In the emotional essay about women’s equality in The Players’ Tribune, Curry wrote that the idea of gender equality for him is “not political”, but something everyone should advocate for.
A Moving Letter
He said he hopes to raise his two girls to understand they can do anything they want. The 30-year-old is a father of three now.
Curry wrote, “I want our girls to grow up knowing that there are no boundaries that can be placed on their futures, period. I want them to grow up in a world where their gender does not feel like a rulebook for what they should think, or be, or do. And I want them to grow up believing that they can dream big, and strive for careers where they’ll be treated fairly.”

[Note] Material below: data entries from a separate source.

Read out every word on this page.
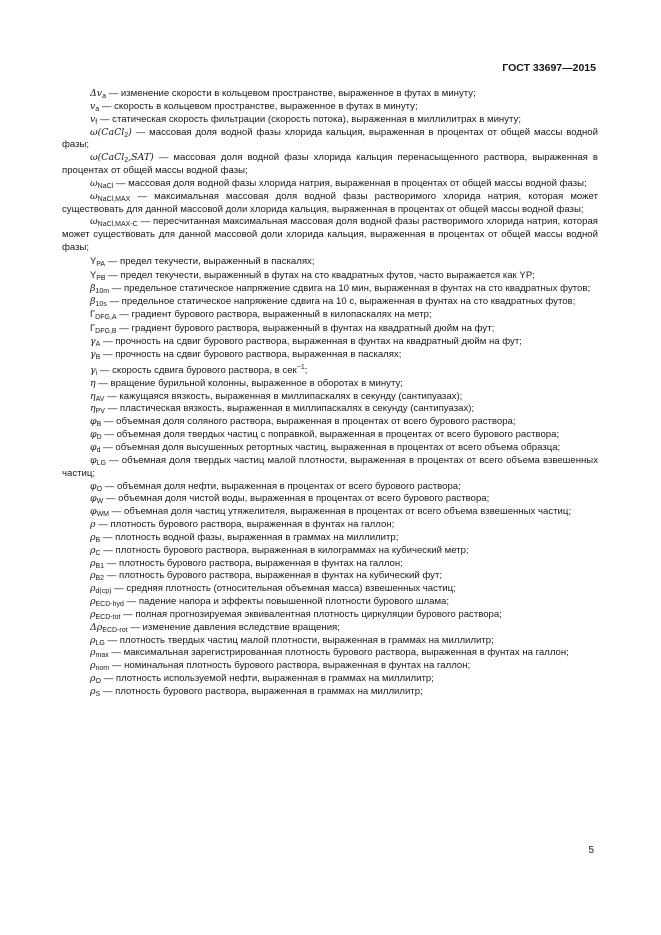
ГОСТ 33697—2015

$\Delta v_a$ — изменение скорости в кольцевом пространстве, выраженное в футах в минуту;

$v_a$ — скорость в кольцевом пространстве, выраженное в футах в минуту;

$v_f$ — статическая скорость фильтрации (скорость потока), выраженная в миллилитрах в минуту;

ω(CaCl$_2$) — массовая доля водной фазы хлорида кальция, выраженная в процентах от общей массы водной фазы;

ω(CaCl$_2$,SAT) — массовая доля водной фазы хлорида кальция перенасыщенного раствора, выраженная в процентах от общей массы водной фазы;

$\omega_{NaCl}$ — массовая доля водной фазы хлорида натрия, выраженная в процентах от общей массы водной фазы;

$\omega_{NaCl,MAX}$ — максимальная массовая доля водной фазы растворимого хлорида натрия, которая может существовать для данной массовой доли хлорида кальция, выраженная в процентах от общей массы водной фазы;

$\omega_{NaCl,MAX-C}$ — пересчитанная максимальная массовая доля водной фазы растворимого хлорида натрия, которая может существовать для данной массовой доли хлорида кальция, выраженная в процентах от общей массы водной фазы;

$Y_{PA}$ — предел текучести, выраженный в паскалях;

$Y_{PB}$ — предел текучести, выраженный в футах на сто квадратных футов, часто выражается как YP;

$\beta_{10m}$ — предельное статическое напряжение сдвига на 10 мин, выраженная в фунтах на сто квадратных футов;

$\beta_{10s}$ — предельное статическое напряжение сдвига на 10 с, выраженная в фунтах на сто квадратных футов;

$\Gamma_{DFG,A}$ — градиент бурового раствора, выраженный в килопаскалях на метр;

$\Gamma_{DFG,B}$ — градиент бурового раствора, выраженный в фунтах на квадратный дюйм на фут;

$\gamma_A$ — прочность на сдвиг бурового раствора, выраженная в фунтах на квадратный дюйм на фут;

$\gamma_B$ — прочность на сдвиг бурового раствора, выраженная в паскалях;

$\gamma_i$ — скорость сдвига бурового раствора, в сек$^{-1}$;

η — вращение бурильной колонны, выраженное в оборотах в минуту;

$\eta_{AV}$ — кажущаяся вязкость, выраженная в миллипаскалях в секунду (сантипуазах);

$\eta_{PV}$ — пластическая вязкость, выраженная в миллипаскалях в секунду (сантипуазах);

$\varphi_B$ — объемная доля соляного раствора, выраженная в процентах от всего бурового раствора;

$\varphi_D$ — объемная доля твердых частиц с поправкой, выраженная в процентах от всего бурового раствора;

$\varphi_d$ — объемная доля высушенных ретортных частиц, выраженная в процентах от всего объема образца;

$\varphi_{LG}$ — объемная доля твердых частиц малой плотности, выраженная в процентах от всего объема взвешенных частиц;

$\varphi_O$ — объемная доля нефти, выраженная в процентах от всего бурового раствора;

$\varphi_W$ — объемная доля чистой воды, выраженная в процентах от всего бурового раствора;

$\varphi_{WM}$ — объемная доля частиц утяжелителя, выраженная в процентах от всего объема взвешенных частиц;

ρ — плотность бурового раствора, выраженная в фунтах на галлон;

$\rho_B$ — плотность водной фазы, выраженная в граммах на миллилитр;

$\rho_C$ — плотность бурового раствора, выраженная в килограммах на кубический метр;

$\rho_{B1}$ — плотность бурового раствора, выраженная в фунтах на галлон;

$\rho_{B2}$ — плотность бурового раствора, выраженная в фунтах на кубический фут;

$\rho_{d(cp)}$ — средняя плотность (относительная объемная масса) взвешенных частиц;

$\rho_{ECD-hyd}$ — падение напора и эффекты повышенной плотности бурового шлама;

$\rho_{ECD-tot}$ — полная прогнозируемая эквивалентная плотность циркуляции бурового раствора;

$\Delta\rho_{ECD-rot}$ — изменение давления вследствие вращения;

$\rho_{LG}$ — плотность твердых частиц малой плотности, выраженная в граммах на миллилитр;

$\rho_{max}$ — максимальная зарегистрированная плотность бурового раствора, выраженная в фунтах на галлон;

$\rho_{nom}$ — номинальная плотность бурового раствора, выраженная в фунтах на галлон;

$\rho_O$ — плотность используемой нефти, выраженная в граммах на миллилитр;

$\rho_S$ — плотность бурового раствора, выраженная в граммах на миллилитр;

5
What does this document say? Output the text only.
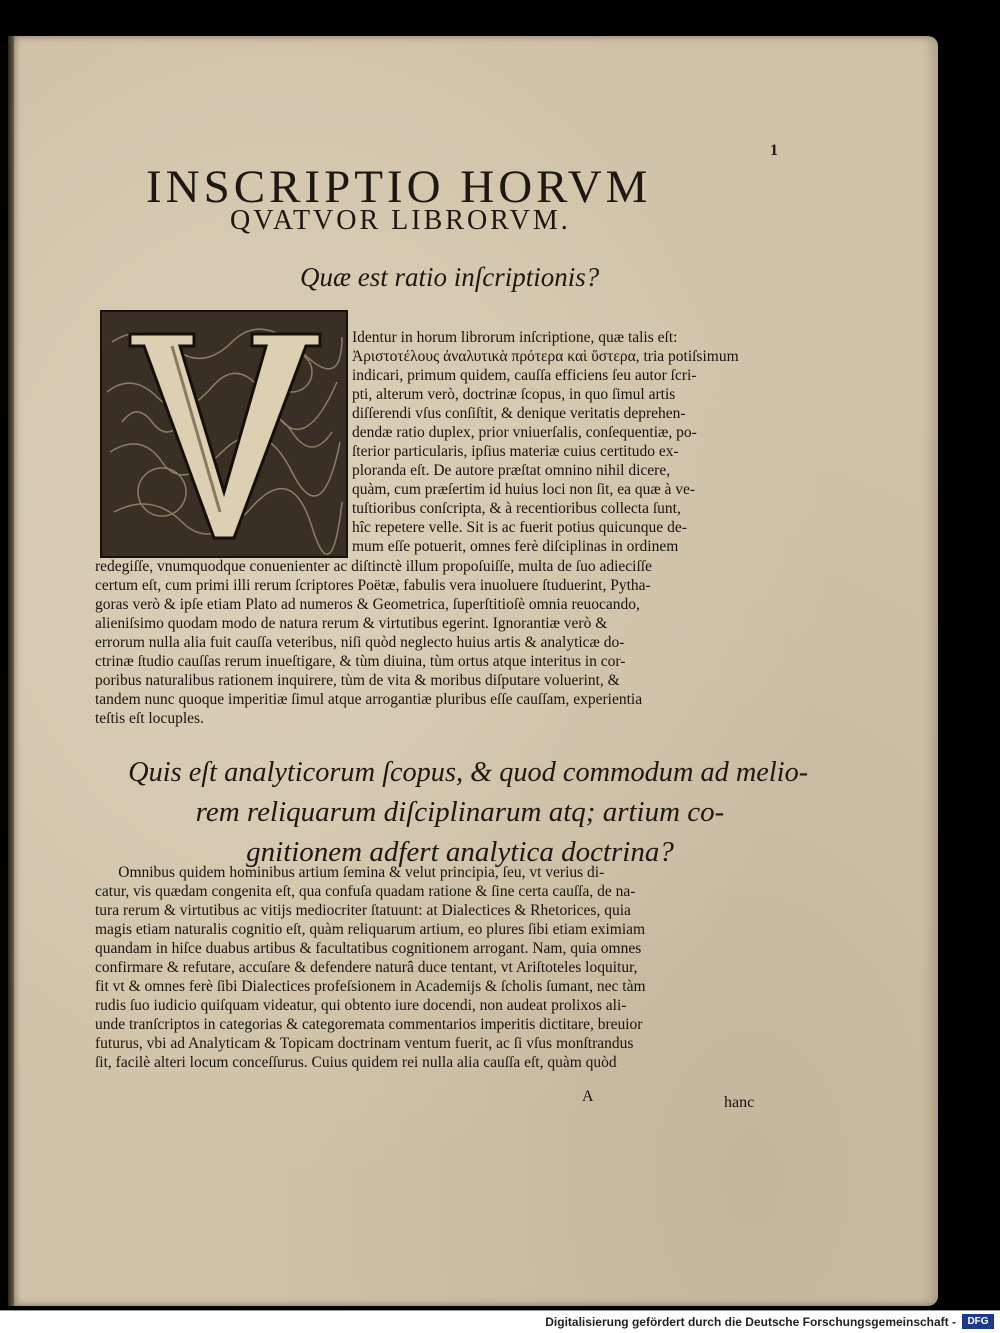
1
INSCRIPTIO HORVM
QVATVOR LIBRORVM.
Quæ est ratio inſcriptionis?
Identur in horum librorum inſcriptione, quæ talis eſt:
Ἀριστοτέλους ἀναλυτικὰ πρότερα καὶ ὕστερα, tria potiſsimum
indicari, primum quidem, cauſſa efficiens ſeu autor ſcri-
pti, alterum verò, doctrinæ ſcopus, in quo ſimul artis
diſſerendi vſus conſiſtit, & denique veritatis deprehen-
dendæ ratio duplex, prior vniuerſalis, conſequentiæ, po-
ſterior particularis, ipſius materiæ cuius certitudo ex-
ploranda eſt. De autore præſtat omnino nihil dicere,
quàm, cum præſertim id huius loci non ſit, ea quæ à ve-
tuſtioribus conſcripta, & à recentioribus collecta ſunt,
hîc repetere velle. Sit is ac fuerit potius quicunque de-
mum eſſe potuerit, omnes ferè diſciplinas in ordinem
redegiſſe, vnumquodque conuenienter ac diſtinctè illum propoſuiſſe, multa de ſuo adieciſſe
certum eſt, cum primi illi rerum ſcriptores Poëtæ, fabulis vera inuoluere ſtuduerint, Pytha-
goras verò & ipſe etiam Plato ad numeros & Geometrica, ſuperſtitioſè omnia reuocando,
alieniſsimo quodam modo de natura rerum & virtutibus egerint. Ignorantiæ verò &
errorum nulla alia fuit cauſſa veteribus, niſi quòd neglecto huius artis & analyticæ do-
ctrinæ ſtudio cauſſas rerum inueſtigare, & tùm diuina, tùm ortus atque interitus in cor-
poribus naturalibus rationem inquirere, tùm de vita & moribus diſputare voluerint, &
tandem nunc quoque imperitiæ ſimul atque arrogantiæ pluribus eſſe cauſſam, experientia
teſtis eſt locuples.
Quis eſt analyticorum ſcopus, & quod commodum ad melio-
rem reliquarum diſciplinarum atq; artium co-
gnitionem adfert analytica doctrina?
Omnibus quidem hominibus artium ſemina & velut principia, ſeu, vt verius di-
catur, vis quædam congenita eſt, qua confuſa quadam ratione & ſine certa cauſſa, de na-
tura rerum & virtutibus ac vitijs mediocriter ſtatuunt: at Dialectices & Rhetorices, quia
magis etiam naturalis cognitio eſt, quàm reliquarum artium, eo plures ſibi etiam eximiam
quandam in hiſce duabus artibus & facultatibus cognitionem arrogant. Nam, quia omnes
confirmare & refutare, accuſare & defendere naturâ duce tentant, vt Ariſtoteles loquitur,
fit vt & omnes ferè ſibi Dialectices profeſsionem in Academijs & ſcholis ſumant, nec tàm
rudis ſuo iudicio quiſquam videatur, qui obtento iure docendi, non audeat prolixos ali-
unde tranſcriptos in categorias & categoremata commentarios imperitis dictitare, breuior
futurus, vbi ad Analyticam & Topicam doctrinam ventum fuerit, ac ſi vſus monſtrandus
ſit, facilè alteri locum conceſſurus. Cuius quidem rei nulla alia cauſſa eſt, quàm quòd
A	hanc
Digitalisierung gefördert durch die Deutsche Forschungsgemeinschaft -	DFG
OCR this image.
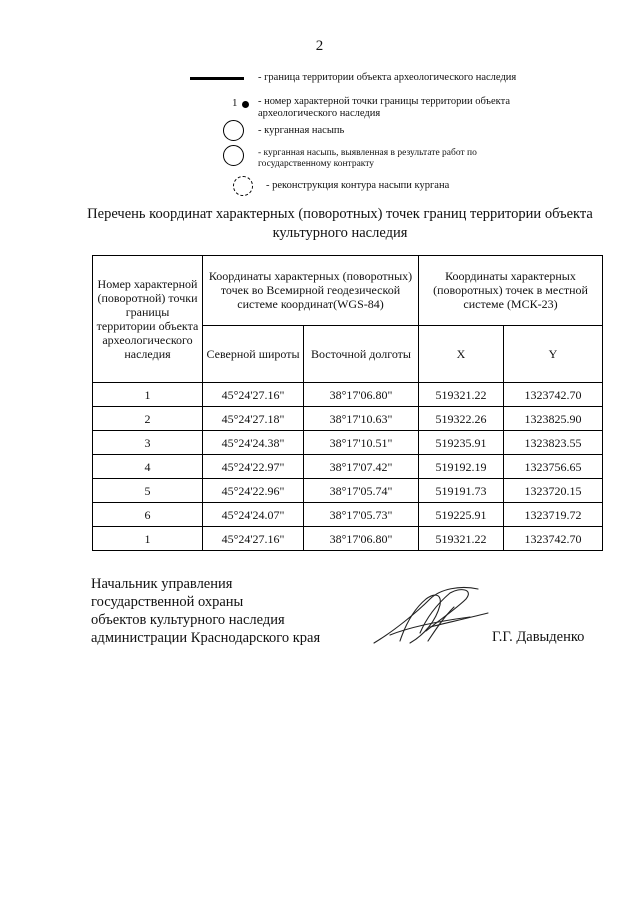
2
- граница территории объекта археологического наследия
1 - номер характерной точки границы территории объекта археологического наследия
- курганная насыпь
- курганная насыпь, выявленная в результате работ по государственному контракту
- реконструкция контура насыпи кургана
Перечень координат характерных (поворотных) точек границ территории объекта культурного наследия
Номер характерной (поворотной) точки границы территории объекта археологического наследия	Координаты характерных (поворотных) точек во Всемирной геодезической системе координат(WGS-84)		Координаты характерных (поворотных) точек в местной системе (МСК-23)	
	Северной широты	Восточной долготы	X	Y
1	45°24'27.16"	38°17'06.80"	519321.22	1323742.70
2	45°24'27.18"	38°17'10.63"	519322.26	1323825.90
3	45°24'24.38"	38°17'10.51"	519235.91	1323823.55
4	45°24'22.97"	38°17'07.42"	519192.19	1323756.65
5	45°24'22.96"	38°17'05.74"	519191.73	1323720.15
6	45°24'24.07"	38°17'05.73"	519225.91	1323719.72
1	45°24'27.16"	38°17'06.80"	519321.22	1323742.70
Начальник управления
государственной охраны
объектов культурного наследия
администрации Краснодарского края	Г.Г. Давыденко
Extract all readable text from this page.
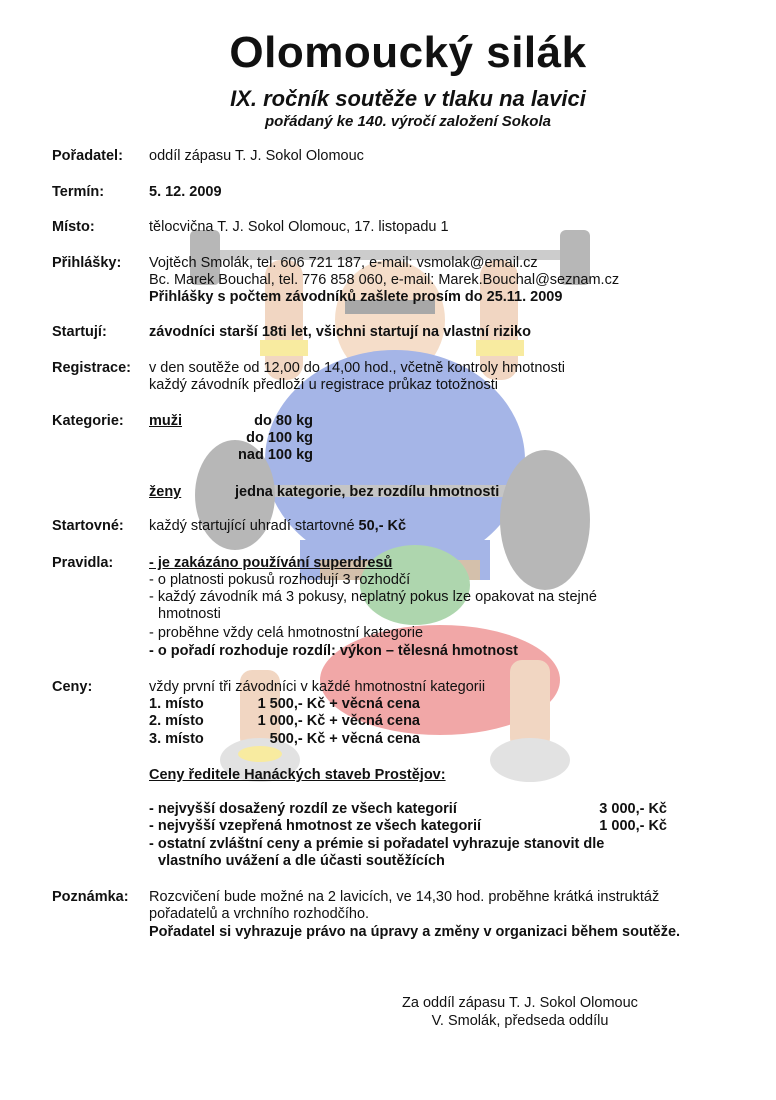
Olomoucký silák
IX. ročník soutěže v tlaku na lavici
pořádaný ke 140. výročí založení Sokola
Pořadatel: oddíl zápasu T. J. Sokol Olomouc
Termín:	5. 12. 2009
Místo:	tělocvična T. J. Sokol Olomouc, 17. listopadu 1
Přihlášky: Vojtěch Smolák, tel. 606 721 187, e-mail: vsmolak@email.cz
Bc. Marek Bouchal, tel. 776 858 060, e-mail: Marek.Bouchal@seznam.cz
Přihlášky s počtem závodníků zašlete prosím do 25.11. 2009
Startují:	závodníci starší 18ti let, všichni startují na vlastní riziko
Registrace: v den soutěže od 12,00 do 14,00 hod., včetně kontroly hmotnosti
každý závodník předloží u registrace průkaz totožnosti
Kategorie: muži	do 80 kg
do 100 kg
nad 100 kg
ženy	jedna kategorie, bez rozdílu hmotnosti
Startovné: každý startující uhradí startovné 50,- Kč
Pravidla: - je zakázáno používání superdresů
- o platnosti pokusů rozhodují 3 rozhodčí
- každý závodník má 3 pokusy, neplatný pokus lze opakovat na stejné
hmotnosti
- proběhne vždy celá hmotnostní kategorie
- o pořadí rozhoduje rozdíl: výkon – tělesná hmotnost
Ceny:	vždy první tři závodníci v každé hmotnostní kategorii
1. místo	1 500,- Kč + věcná cena
2. místo	1 000,- Kč + věcná cena
3. místo	500,- Kč + věcná cena
Ceny ředitele Hanáckých staveb Prostějov:
- nejvyšší dosažený rozdíl ze všech kategorií	3 000,- Kč
- nejvyšší vzepřená hmotnost ze všech kategorií	1 000,- Kč
- ostatní zvláštní ceny a prémie si pořadatel vyhrazuje stanovit dle
vlastního uvážení a dle účasti soutěžících
Poznámka: Rozcvičení bude možné na 2 lavicích, ve 14,30 hod. proběhne krátká instruktáž
pořadatelů a vrchního rozhodčího.
Pořadatel si vyhrazuje právo na úpravy a změny v organizaci během soutěže.
Za oddíl zápasu T. J. Sokol Olomouc
V. Smolák, předseda oddílu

“And of course, get paid equally. Every day the pay gap is affecting women. And every day is when the pay gap is sending the wrong message to women about who they are, and how they’re valued, and what they can or cannot become.”
It is not that Curry has never been aware of women’s rights, he explains. He rightfully points out that he has a wife and a mom. Curry calls these special women “incredible and fiercely principled”.
He says, “So for my whole life, really, I feel like I’ve been receiving this education on what it means to be a woman in America.” However, suddenly viewing things ‘through the eyes of his daughters’ has intensified that education.
Raising a Voice for Women’s Equality
The Golden State Warriors player also spoke about a free, two-day “first annual” basketball camp. Earlier, on August 13 and 14, Curry had organized a free basketball camp exclusively for girls and young women in the Bay Area. The camp focused on a shooting competition, autographs, photos with the Larry O’Brien Trophy. It also hosted a panel discussion featuring successful women in the sports industry.
Explaining its significance, Curry said, “I think it was also something more than that. It was also the sort of thing that can help shift people’s perspectives. So that when someone sees an NBA player is hosting a camp, now, maybe they won’t automatically assume it’s for boys. And so eventually we can get to a place where the woman’s game, it isn’t ‘women’s basketball’. It’s just basketball. Played by women, and celebrated by everyone.”
“One thing we’ve always maintained about our camp is that we want it to be world class. Here’s the truth: You’re not world class if you’re not actively about inclusion,” he added.
Despite the camp’s success, Curry admitted that he’s not “close to satisfied”. He wishes to continue working to close the opportunity gap.
He wrote, “Let’s work to close the pay gap. And let’s work together on this. I mean, ‘women deserve equality’. That’s not politics, right? That’s not something that people are actually disagreeing on, is it? It can’t be.”